Anyway, the pharmacy sold a wide variety of medicine and potions. Middle Age inventory included such things as mummy juice, burnt bees and hedgehogs, blanched dog feces, stallion hoofs, snakeskin, and even unicorn horn powder, which was probably an aphrodisiac. But it wasn’t all savory cures at Raeapteek. For the sweet tooth, Raeapteek sold marzipan which was touted as a remedy for heartache and memory loss.

Historians say the shop’s price list from the time advertised 54 different types of water, 25 fats, 32 balsams, 62 preserves, 128 different oils, 20 tinctures, 49 ointments and 71 medicinal teas.

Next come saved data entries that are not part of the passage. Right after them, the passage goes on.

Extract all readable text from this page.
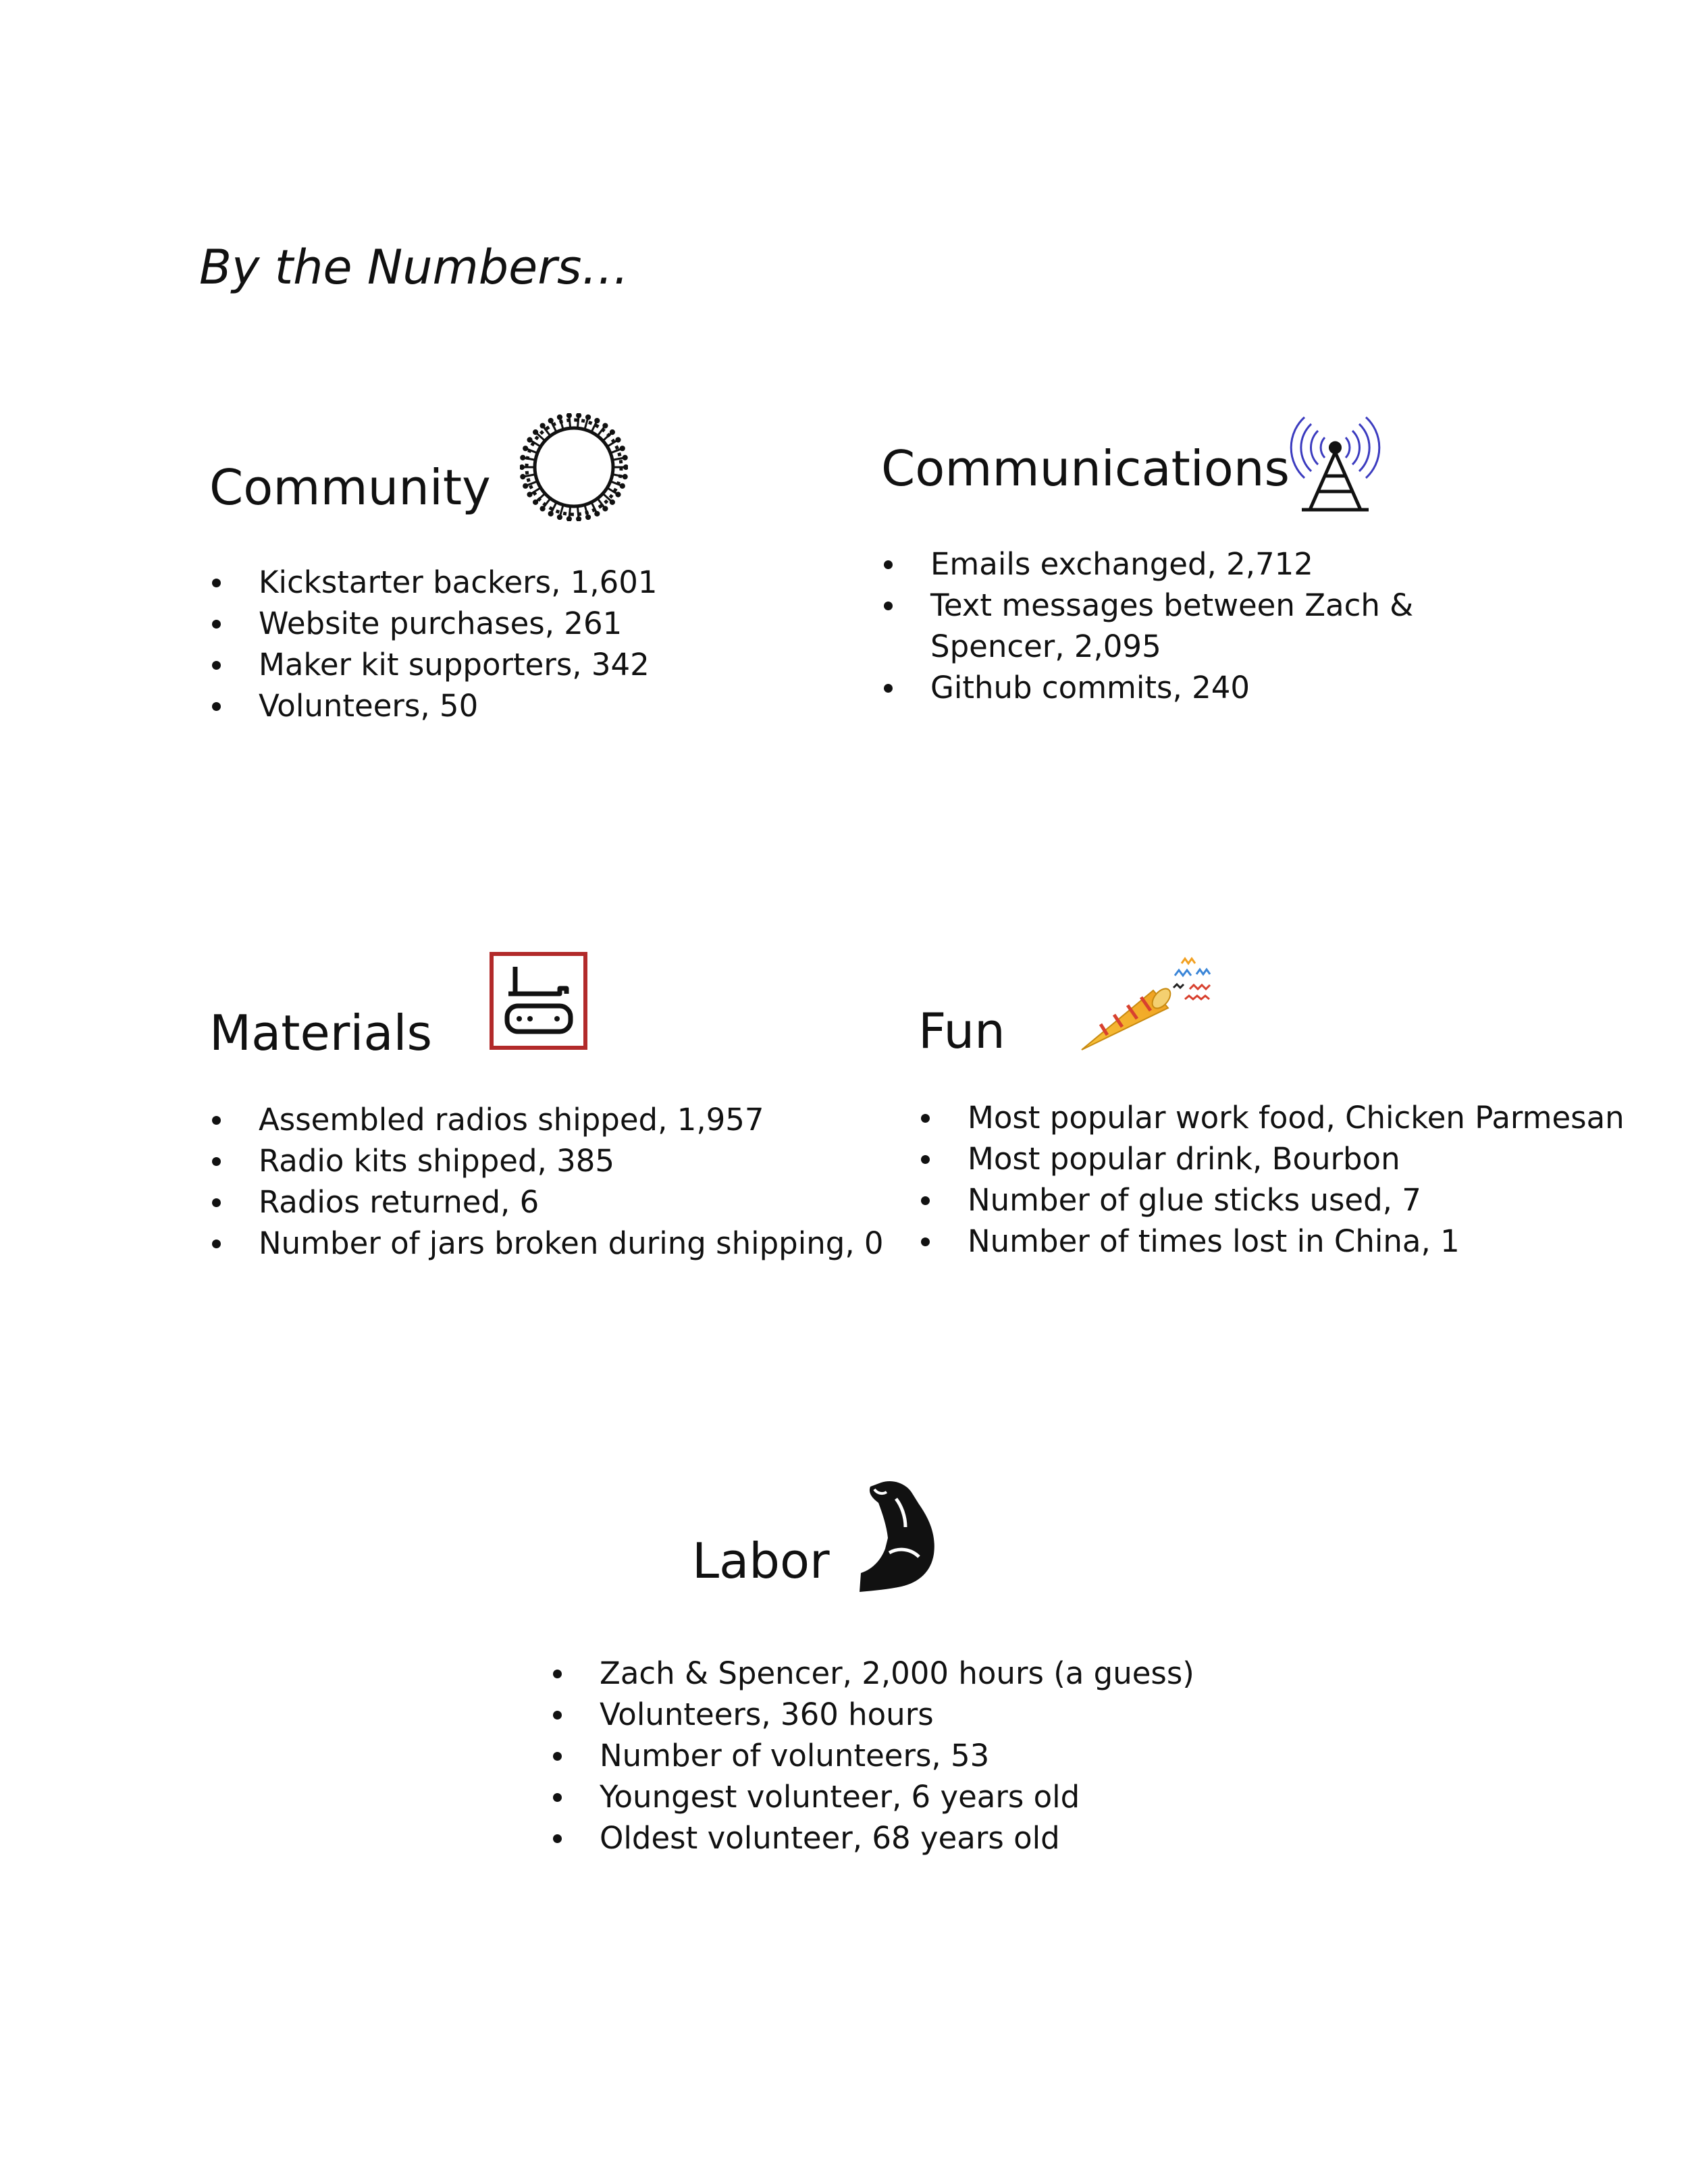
By the Numbers…
Community
Kickstarter backers, 1,601
Website purchases, 261
Maker kit supporters, 342
Volunteers, 50
Communications
Emails exchanged, 2,712
Text messages between Zach & Spencer, 2,095
Github commits, 240
Materials
Assembled radios shipped, 1,957
Radio kits shipped, 385
Radios returned, 6
Number of jars broken during shipping, 0
Fun
Most popular work food, Chicken Parmesan
Most popular drink, Bourbon
Number of glue sticks used, 7
Number of times lost in China, 1
Labor
Zach & Spencer, 2,000 hours (a guess)
Volunteers, 360 hours
Number of volunteers, 53
Youngest volunteer, 6 years old
Oldest volunteer, 68 years old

Raeapteek also proffered treatment advice and gave spiritual guidance. And you could get a drink, argue about local politics and gossip. So really one-stop shopping for all your Middle Age needs.

15.03.2020 — Raeapteek on näinud hullemaidki aegu

A Hungarian immigrant named Johann Burchart took over the pharmacy in 1582. Ten generations of his family ran the business until 1911. The Burchart family name was so revered that the Russian Tsar, Peter the Great, sent for Johann Burchart V and his restorative medicines when he fell gravely ill. Sadly or thankfully, depending on your take on Russian history, Johann did not make it in time and the Tsar died.

From 1911 to 1940 the Raeapteek belonged to the Lehbert and Schneider families. In 1907 Rudolph Lehbert produced a medicine to combat anemia. Its discovery was considered the foundation of the pharmaceutical industry in the Baltic States.

Today, the Raeapteek sells modern medicine on its first floor, as well as claret and marzipan, while running a small museum of historical medical instruments and other curiosities. Regretfully, the unicorn horn powder is out-of-stock.